Le Livre blanc sur la défense et la sécurité nationale a déterminé sept principes directeurs pour l’engagement de nos forces armées à l’étranger. Mais ces éléments d’appréciation s’adressent plus aux opérations à venir qu’aux opérations en cours.
Dans ses vœux aux armées, présentés depuis le camp du bataillon français de la Force intérimaire des Nations unies au Liban, la FINUL, le 6 janvier 2009, le Président de la République a précisé ces critères pour le présent, en souhaitant que l’on puisse s’assurer « que nos engagements correspondent bien à la défense de nos intérêts stratégiques, que la nature et le volume de nos contributions nous procurent bien l’effet de levier diplomatique et militaire escompté pour apporter une solution rapide à la résolution des crises dans lesquelles nous nous impliquons. »
Ce sont ces éléments que nous retrouvons dans les fiches transmises par le Premier ministre, auxquelles s’ajoutent les plus-values opérationnelles de nos forces et les résultats politiques et opérationnels qui ont été obtenus lors de ces interventions.
II me semble que ces différents critères créent une jurisprudence du recours à l’article 35 de la Constitution pour les opérations en cours, dont l’élément déterminant se trouve dans une modification du contexte géopolitique de l’emploi de nos forces.
Qu’il s’agisse de l’Afghanistan, de la Côte d’Ivoire, du Liban, du Kosovo ou du Tchad et de la République centrafricaine, on peut constater que des modifications significatives sont intervenues sur les cinq théâtres d’opérations qui regroupent l’essentiel des 13 000 hommes déployés, par ailleurs, dans une trentaine d’opérations extérieures.
En Afghanistan, la décision prise par le Gouvernement de renforcer le contingent français de la Force internationale d’assistance à la sécurité, la FIAS, justifiait pleinement la consultation du Parlement le 22 septembre dernier.

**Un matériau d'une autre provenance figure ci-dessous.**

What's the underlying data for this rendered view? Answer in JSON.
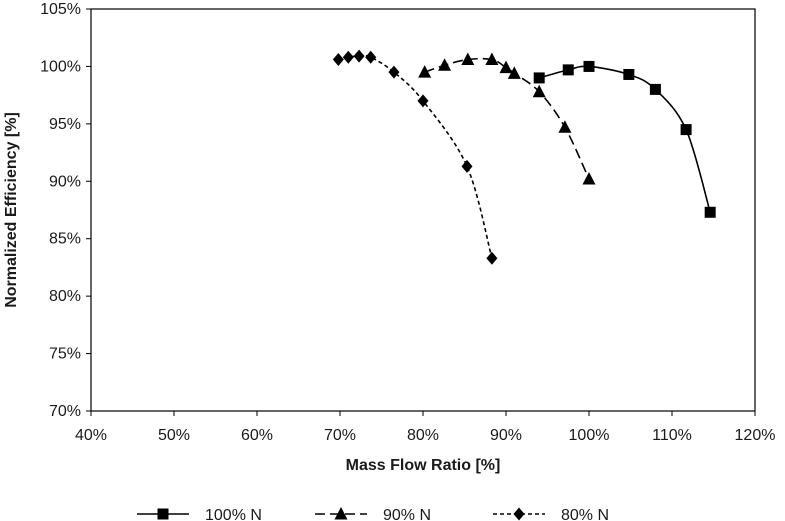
{
  "chart_data": {
    "type": "line",
    "xlabel": "Mass Flow Ratio [%]",
    "ylabel": "Normalized Efficiency [%]",
    "xlim": [
      40,
      120
    ],
    "ylim": [
      70,
      105
    ],
    "xticks": [
      {
        "value": 40,
        "label": "40%"
      },
      {
        "value": 50,
        "label": "50%"
      },
      {
        "value": 60,
        "label": "60%"
      },
      {
        "value": 70,
        "label": "70%"
      },
      {
        "value": 80,
        "label": "80%"
      },
      {
        "value": 90,
        "label": "90%"
      },
      {
        "value": 100,
        "label": "100%"
      },
      {
        "value": 110,
        "label": "110%"
      },
      {
        "value": 120,
        "label": "120%"
      }
    ],
    "yticks": [
      {
        "value": 70,
        "label": "70%"
      },
      {
        "value": 75,
        "label": "75%"
      },
      {
        "value": 80,
        "label": "80%"
      },
      {
        "value": 85,
        "label": "85%"
      },
      {
        "value": 90,
        "label": "90%"
      },
      {
        "value": 95,
        "label": "95%"
      },
      {
        "value": 100,
        "label": "100%"
      },
      {
        "value": 105,
        "label": "105%"
      }
    ],
    "grid": false,
    "legend_position": "bottom",
    "series": [
      {
        "name": "100% N",
        "marker": "square",
        "line": "solid",
        "color": "#000000",
        "x": [
          94.0,
          97.5,
          100.0,
          104.8,
          108.0,
          111.7,
          114.6
        ],
        "y": [
          99.0,
          99.7,
          100.0,
          99.3,
          98.0,
          94.5,
          87.3
        ]
      },
      {
        "name": "90% N",
        "marker": "triangle",
        "line": "long-dash",
        "color": "#000000",
        "x": [
          80.2,
          82.6,
          85.4,
          88.3,
          90.0,
          91.0,
          94.0,
          97.1,
          100.0
        ],
        "y": [
          99.5,
          100.1,
          100.6,
          100.6,
          99.9,
          99.4,
          97.8,
          94.7,
          90.2
        ]
      },
      {
        "name": "80% N",
        "marker": "diamond",
        "line": "short-dash",
        "color": "#000000",
        "x": [
          69.8,
          71.0,
          72.3,
          73.7,
          76.5,
          80.0,
          85.3,
          88.3
        ],
        "y": [
          100.6,
          100.8,
          100.9,
          100.8,
          99.5,
          97.0,
          91.3,
          83.3
        ]
      }
    ]
  }
}
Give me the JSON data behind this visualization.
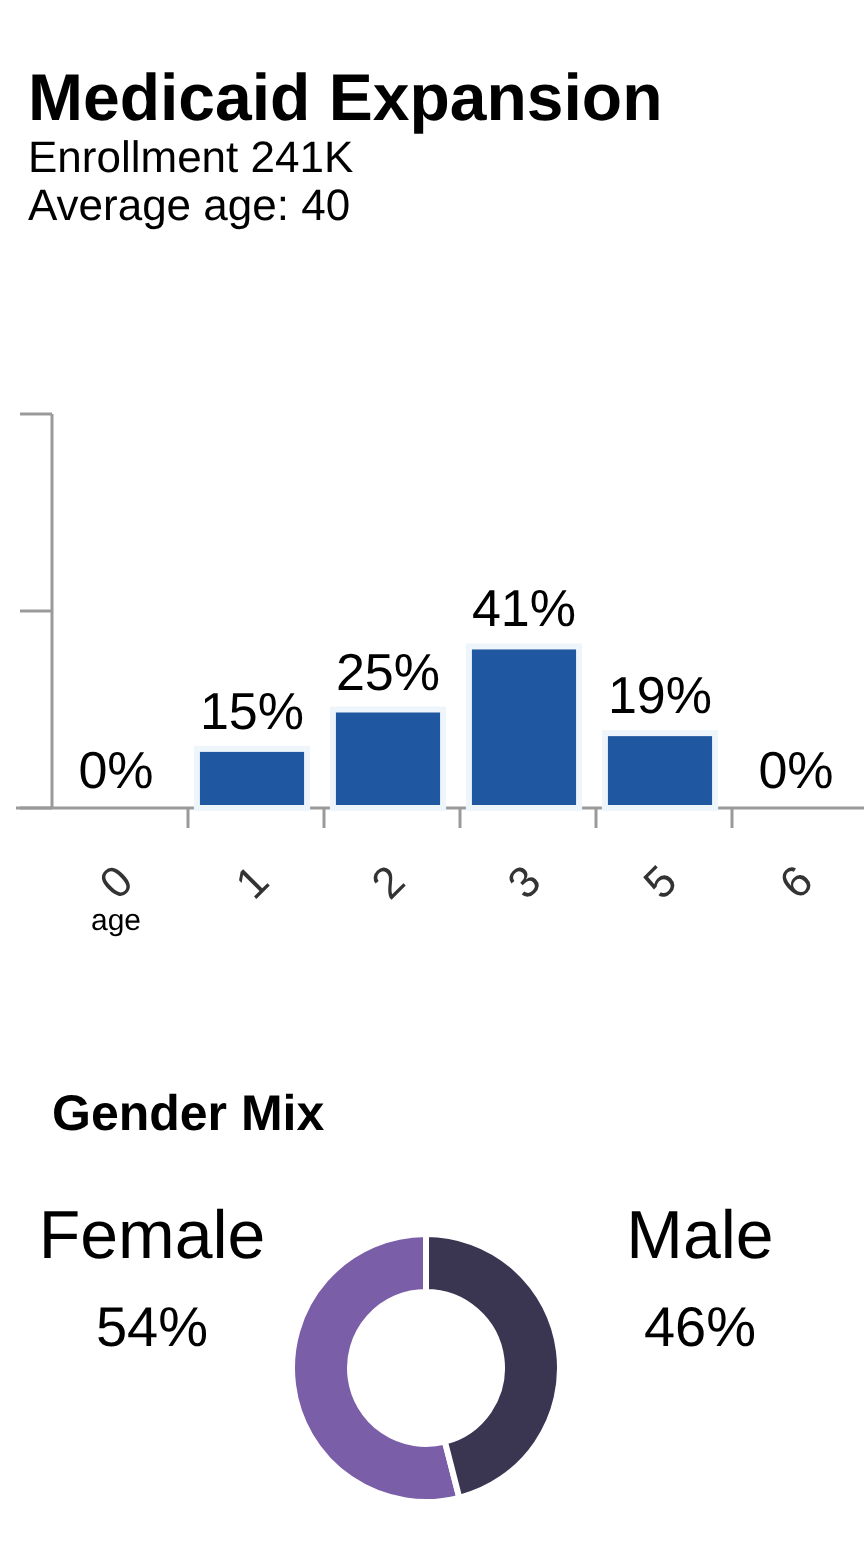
{
  "chart_data": [
    {
      "type": "bar",
      "title": "Medicaid Expansion",
      "subtitle": "Enrollment 241K",
      "annotations": [
        "Average age: 40"
      ],
      "xlabel": "age",
      "categories": [
        "0",
        "1",
        "2",
        "3",
        "5",
        "6"
      ],
      "values": [
        0,
        15,
        25,
        41,
        19,
        0
      ],
      "color": "#1f57a1",
      "value_labels": [
        "0%",
        "15%",
        "25%",
        "41%",
        "19%",
        "0%"
      ],
      "ylim": [
        0,
        100
      ],
      "yticks": [
        {
          "value": 0,
          "label": null
        },
        {
          "value": 50,
          "label": null
        },
        {
          "value": 100,
          "label": null
        }
      ],
      "tick_labels": "x"
    },
    {
      "type": "donut",
      "title": "Gender Mix",
      "categories": [
        "Female",
        "Male"
      ],
      "values": [
        54,
        46
      ],
      "colors": [
        "#7b5ea8",
        "#3a3551"
      ],
      "value_labels": [
        "54%",
        "46%"
      ]
    }
  ]
}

En Côte d’Ivoire, alors même que les effectifs ont déjà été considérablement diminués, la poursuite des négociations dans le cadre du processus de Ouagadougou et le report de l’élection présidentielle pourraient inciter à une réflexion sur le bon niveau des effectifs français dans ce pays. De plus, la réorganisation de nos forces prépositionnées, souhaitée par le Livre blanc, nous engage à une action globale, puisque le regroupement en une seule implantation sur l’ouest africain a été retenu.
Au Liban, où notre pays est très fortement impliqué, les récents événements à Gaza ont montré le rôle puissamment stabilisateur de la FINUL. Néanmoins, une réflexion pourrait s’engager sur le niveau optimum de nos forces.
S’agissant du Kosovo, la stabilisation de ce pays, indépendant depuis le 17 février 2008, et le déploiement de la mission EULEX permettent de s’interroger sur le maintien du format et de la participation française à la KFOR.
Enfin, la fin programmée de l’opération EUFOR Tchad-RCA au 15 mars 2009 devrait naturellement entraîner un retrait de nos effectifs de la force internationale de l’ONU et pourrait se traduire, à l’inverse, par un renforcement du dispositif Épervier.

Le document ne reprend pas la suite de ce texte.